Buyer proposed to use their local law firm to handle the transfer, to save on Escrow & transfer fees, which they would cover. They are ok with Escrow too, if we split fees. My concern is: even using Escrow.com, after Due Diligence, Buyer will get access to full source code. Quote from Escrow: The seller is not paid until the buyer accepts the merchandise and has the chance to fully inspect it. After the buyer inspects and accepts the merchandise, the funds will be moved from our escrow account to the seller's account.

So they can end up with a full code copy and decline the acceptance, as it's not a physical product which could be returned. So, using Escrow.com would be useless? I would have expected Escrow to get ownership of all code, domains etc, inspect it (have a checklist from Buyer), and then transfers both funds & assets at the same time, or return both without Buyer getting code access. How should I proceed?

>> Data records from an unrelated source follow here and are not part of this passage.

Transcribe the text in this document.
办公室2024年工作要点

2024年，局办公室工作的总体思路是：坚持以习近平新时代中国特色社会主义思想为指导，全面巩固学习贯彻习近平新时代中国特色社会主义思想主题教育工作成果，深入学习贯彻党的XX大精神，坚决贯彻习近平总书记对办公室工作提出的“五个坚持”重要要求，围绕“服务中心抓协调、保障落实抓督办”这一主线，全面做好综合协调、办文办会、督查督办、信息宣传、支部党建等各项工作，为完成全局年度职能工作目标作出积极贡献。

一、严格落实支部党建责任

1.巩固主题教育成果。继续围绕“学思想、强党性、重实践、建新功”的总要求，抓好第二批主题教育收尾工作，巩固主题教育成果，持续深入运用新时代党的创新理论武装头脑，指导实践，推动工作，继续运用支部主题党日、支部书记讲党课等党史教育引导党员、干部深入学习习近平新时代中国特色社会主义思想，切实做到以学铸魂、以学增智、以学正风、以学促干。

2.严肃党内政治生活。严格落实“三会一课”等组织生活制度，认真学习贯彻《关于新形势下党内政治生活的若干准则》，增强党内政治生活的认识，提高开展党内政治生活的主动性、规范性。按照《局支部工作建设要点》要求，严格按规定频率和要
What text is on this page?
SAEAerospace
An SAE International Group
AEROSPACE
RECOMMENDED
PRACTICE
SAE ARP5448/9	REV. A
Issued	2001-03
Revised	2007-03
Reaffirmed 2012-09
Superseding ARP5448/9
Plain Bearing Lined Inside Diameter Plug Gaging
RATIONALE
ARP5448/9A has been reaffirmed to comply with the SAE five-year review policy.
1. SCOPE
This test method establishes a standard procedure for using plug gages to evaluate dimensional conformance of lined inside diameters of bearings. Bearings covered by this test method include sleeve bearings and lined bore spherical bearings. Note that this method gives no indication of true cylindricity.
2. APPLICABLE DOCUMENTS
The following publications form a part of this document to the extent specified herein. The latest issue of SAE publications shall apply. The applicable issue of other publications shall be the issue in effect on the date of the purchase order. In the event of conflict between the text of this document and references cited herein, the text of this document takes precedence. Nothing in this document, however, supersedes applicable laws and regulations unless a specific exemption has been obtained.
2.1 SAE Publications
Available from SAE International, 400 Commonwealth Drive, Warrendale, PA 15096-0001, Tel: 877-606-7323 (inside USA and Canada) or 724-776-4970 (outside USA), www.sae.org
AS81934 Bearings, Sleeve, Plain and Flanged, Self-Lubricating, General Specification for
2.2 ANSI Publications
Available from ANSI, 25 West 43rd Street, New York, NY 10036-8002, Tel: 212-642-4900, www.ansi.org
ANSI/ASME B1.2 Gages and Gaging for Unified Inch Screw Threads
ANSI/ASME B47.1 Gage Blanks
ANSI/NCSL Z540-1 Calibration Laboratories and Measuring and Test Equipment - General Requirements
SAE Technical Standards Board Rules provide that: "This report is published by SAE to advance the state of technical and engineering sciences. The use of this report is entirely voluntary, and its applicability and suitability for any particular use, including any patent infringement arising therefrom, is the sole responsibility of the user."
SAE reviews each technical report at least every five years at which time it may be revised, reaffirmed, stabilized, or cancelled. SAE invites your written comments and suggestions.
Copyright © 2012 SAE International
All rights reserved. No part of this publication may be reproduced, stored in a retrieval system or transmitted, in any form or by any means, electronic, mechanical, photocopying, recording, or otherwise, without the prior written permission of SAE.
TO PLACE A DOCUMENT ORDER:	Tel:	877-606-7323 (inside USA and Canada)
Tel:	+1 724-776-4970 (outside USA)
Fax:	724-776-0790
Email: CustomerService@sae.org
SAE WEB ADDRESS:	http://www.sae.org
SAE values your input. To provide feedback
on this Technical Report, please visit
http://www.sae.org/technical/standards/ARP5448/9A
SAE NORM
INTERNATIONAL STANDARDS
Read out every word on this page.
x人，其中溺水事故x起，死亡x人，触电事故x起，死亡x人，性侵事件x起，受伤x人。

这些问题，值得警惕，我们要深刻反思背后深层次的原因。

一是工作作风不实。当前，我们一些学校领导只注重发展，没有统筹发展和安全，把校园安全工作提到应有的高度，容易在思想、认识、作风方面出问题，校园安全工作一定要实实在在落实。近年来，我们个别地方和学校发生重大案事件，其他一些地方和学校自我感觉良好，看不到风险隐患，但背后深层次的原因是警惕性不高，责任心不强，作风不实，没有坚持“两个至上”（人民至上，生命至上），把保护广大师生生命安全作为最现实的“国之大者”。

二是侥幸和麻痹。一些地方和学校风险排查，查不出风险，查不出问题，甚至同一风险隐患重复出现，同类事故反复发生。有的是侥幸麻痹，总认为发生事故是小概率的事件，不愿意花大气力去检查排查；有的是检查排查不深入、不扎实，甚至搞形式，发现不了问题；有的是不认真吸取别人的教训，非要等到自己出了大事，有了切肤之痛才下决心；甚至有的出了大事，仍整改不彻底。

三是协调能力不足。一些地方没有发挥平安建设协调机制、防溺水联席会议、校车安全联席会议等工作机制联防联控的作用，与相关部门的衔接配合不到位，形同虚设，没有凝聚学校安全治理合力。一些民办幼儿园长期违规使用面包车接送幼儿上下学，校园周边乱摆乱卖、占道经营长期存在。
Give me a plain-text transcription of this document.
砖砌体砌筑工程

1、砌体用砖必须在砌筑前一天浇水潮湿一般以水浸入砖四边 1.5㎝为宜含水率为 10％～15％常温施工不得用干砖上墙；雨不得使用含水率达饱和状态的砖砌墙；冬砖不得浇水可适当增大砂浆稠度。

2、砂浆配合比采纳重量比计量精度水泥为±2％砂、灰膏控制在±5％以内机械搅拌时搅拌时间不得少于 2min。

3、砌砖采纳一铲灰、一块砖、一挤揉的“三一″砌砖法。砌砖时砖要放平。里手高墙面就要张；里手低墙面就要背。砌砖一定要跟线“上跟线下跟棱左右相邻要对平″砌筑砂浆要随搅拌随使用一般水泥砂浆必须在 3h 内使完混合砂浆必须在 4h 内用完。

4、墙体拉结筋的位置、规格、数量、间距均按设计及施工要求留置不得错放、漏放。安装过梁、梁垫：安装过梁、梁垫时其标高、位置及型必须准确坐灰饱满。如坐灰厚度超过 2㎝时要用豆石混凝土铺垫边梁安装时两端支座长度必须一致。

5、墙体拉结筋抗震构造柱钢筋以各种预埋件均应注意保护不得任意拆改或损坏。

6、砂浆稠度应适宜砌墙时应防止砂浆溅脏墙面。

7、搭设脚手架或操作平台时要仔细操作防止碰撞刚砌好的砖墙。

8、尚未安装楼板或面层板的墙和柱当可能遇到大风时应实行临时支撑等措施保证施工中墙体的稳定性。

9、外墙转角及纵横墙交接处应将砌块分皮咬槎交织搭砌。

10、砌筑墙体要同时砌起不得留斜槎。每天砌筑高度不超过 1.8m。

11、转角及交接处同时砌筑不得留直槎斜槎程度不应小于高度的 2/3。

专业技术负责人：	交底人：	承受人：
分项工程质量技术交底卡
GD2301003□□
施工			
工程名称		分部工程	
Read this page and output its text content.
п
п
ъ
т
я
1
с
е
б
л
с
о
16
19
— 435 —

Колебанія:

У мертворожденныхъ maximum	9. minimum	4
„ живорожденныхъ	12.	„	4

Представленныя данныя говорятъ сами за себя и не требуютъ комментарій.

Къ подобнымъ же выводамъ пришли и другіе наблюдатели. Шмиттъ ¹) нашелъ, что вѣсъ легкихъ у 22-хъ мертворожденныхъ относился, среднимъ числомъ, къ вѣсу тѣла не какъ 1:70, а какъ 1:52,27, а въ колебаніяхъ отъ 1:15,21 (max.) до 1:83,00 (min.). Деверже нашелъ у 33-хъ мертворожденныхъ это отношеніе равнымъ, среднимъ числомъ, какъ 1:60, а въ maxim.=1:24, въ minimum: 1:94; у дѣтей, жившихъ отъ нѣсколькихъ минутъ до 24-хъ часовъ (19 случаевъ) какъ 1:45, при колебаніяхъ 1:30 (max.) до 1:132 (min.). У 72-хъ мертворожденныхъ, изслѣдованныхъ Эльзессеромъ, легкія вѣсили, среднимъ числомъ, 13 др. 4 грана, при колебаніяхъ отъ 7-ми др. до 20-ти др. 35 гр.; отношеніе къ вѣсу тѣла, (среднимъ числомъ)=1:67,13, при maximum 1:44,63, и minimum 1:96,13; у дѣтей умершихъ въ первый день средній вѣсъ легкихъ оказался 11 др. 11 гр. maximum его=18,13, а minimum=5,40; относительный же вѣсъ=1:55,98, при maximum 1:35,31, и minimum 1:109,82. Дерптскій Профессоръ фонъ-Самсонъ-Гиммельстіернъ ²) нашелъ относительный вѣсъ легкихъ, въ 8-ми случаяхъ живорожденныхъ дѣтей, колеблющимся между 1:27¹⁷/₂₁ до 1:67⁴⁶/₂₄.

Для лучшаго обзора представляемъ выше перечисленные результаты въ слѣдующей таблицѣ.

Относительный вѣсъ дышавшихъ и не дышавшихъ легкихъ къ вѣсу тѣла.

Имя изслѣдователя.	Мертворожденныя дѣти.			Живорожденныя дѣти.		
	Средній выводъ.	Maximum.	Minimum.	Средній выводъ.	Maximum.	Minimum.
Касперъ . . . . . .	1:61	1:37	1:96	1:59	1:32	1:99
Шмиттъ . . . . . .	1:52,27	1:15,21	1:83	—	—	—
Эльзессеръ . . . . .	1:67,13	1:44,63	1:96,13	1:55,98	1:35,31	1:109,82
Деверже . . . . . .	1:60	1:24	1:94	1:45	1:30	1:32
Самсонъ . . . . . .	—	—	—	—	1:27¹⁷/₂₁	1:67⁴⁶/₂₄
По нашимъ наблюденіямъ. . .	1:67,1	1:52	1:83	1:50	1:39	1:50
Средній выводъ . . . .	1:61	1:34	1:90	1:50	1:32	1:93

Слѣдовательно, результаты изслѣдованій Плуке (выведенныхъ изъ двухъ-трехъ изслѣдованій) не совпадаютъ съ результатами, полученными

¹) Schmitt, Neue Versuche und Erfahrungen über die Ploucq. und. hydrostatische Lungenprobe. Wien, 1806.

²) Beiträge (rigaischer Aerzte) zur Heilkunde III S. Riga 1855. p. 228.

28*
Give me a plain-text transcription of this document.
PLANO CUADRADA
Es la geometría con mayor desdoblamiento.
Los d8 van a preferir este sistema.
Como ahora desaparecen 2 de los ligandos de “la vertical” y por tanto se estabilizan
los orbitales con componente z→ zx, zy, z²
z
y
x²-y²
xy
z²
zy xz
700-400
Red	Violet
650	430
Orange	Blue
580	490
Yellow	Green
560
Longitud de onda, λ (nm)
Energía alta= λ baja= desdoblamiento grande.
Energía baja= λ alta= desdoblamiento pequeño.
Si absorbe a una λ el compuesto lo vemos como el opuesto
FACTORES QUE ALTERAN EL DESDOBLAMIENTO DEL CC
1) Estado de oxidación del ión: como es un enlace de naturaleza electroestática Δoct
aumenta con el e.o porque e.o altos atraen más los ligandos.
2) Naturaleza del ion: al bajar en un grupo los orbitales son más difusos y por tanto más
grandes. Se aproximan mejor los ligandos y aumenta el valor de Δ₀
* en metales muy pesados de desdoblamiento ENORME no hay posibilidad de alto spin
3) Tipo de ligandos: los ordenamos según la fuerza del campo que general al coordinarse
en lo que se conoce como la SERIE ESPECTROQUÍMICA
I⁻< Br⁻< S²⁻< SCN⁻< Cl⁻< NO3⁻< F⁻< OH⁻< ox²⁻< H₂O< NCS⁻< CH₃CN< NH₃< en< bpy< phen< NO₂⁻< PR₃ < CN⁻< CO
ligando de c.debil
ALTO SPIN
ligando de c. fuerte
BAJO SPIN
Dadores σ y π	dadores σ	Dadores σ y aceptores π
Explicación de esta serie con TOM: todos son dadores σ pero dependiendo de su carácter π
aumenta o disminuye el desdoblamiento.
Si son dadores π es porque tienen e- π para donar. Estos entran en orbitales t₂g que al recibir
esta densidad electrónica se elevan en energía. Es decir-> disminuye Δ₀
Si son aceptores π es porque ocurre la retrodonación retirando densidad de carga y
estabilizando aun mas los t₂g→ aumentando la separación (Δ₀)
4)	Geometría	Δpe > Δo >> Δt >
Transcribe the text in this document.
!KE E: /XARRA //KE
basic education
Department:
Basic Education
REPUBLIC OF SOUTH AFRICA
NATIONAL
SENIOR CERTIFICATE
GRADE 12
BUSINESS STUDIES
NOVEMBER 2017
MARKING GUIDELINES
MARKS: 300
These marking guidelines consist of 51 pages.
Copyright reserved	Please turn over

escrow.com quotes 26k USD on a $3m transaction, about 1%. I can understand the buyer wants to save 13k cost, but overall it's a small part. Escrow shows the seriousness, you will know $3m has been transferred. If the buyer rejects the product (source code) they don't automatically get their money back. In case of escrow.com they want to see third-party arbitration first (buyer and seller have to come to an agreement). After a month though they'd get their money back.

I'd use escrow. And go further and across the world, sit next to them with a laptop, print out every file or rent an office next to theirs to avoid sending them the full source code. And I'd expect them to pay all the expenses if the deal doesn't happen. If they chicken out of 10k cost (again 1% of the total transaction) I'd say they're not serious.

Third option is to demand due diligence by a third-party.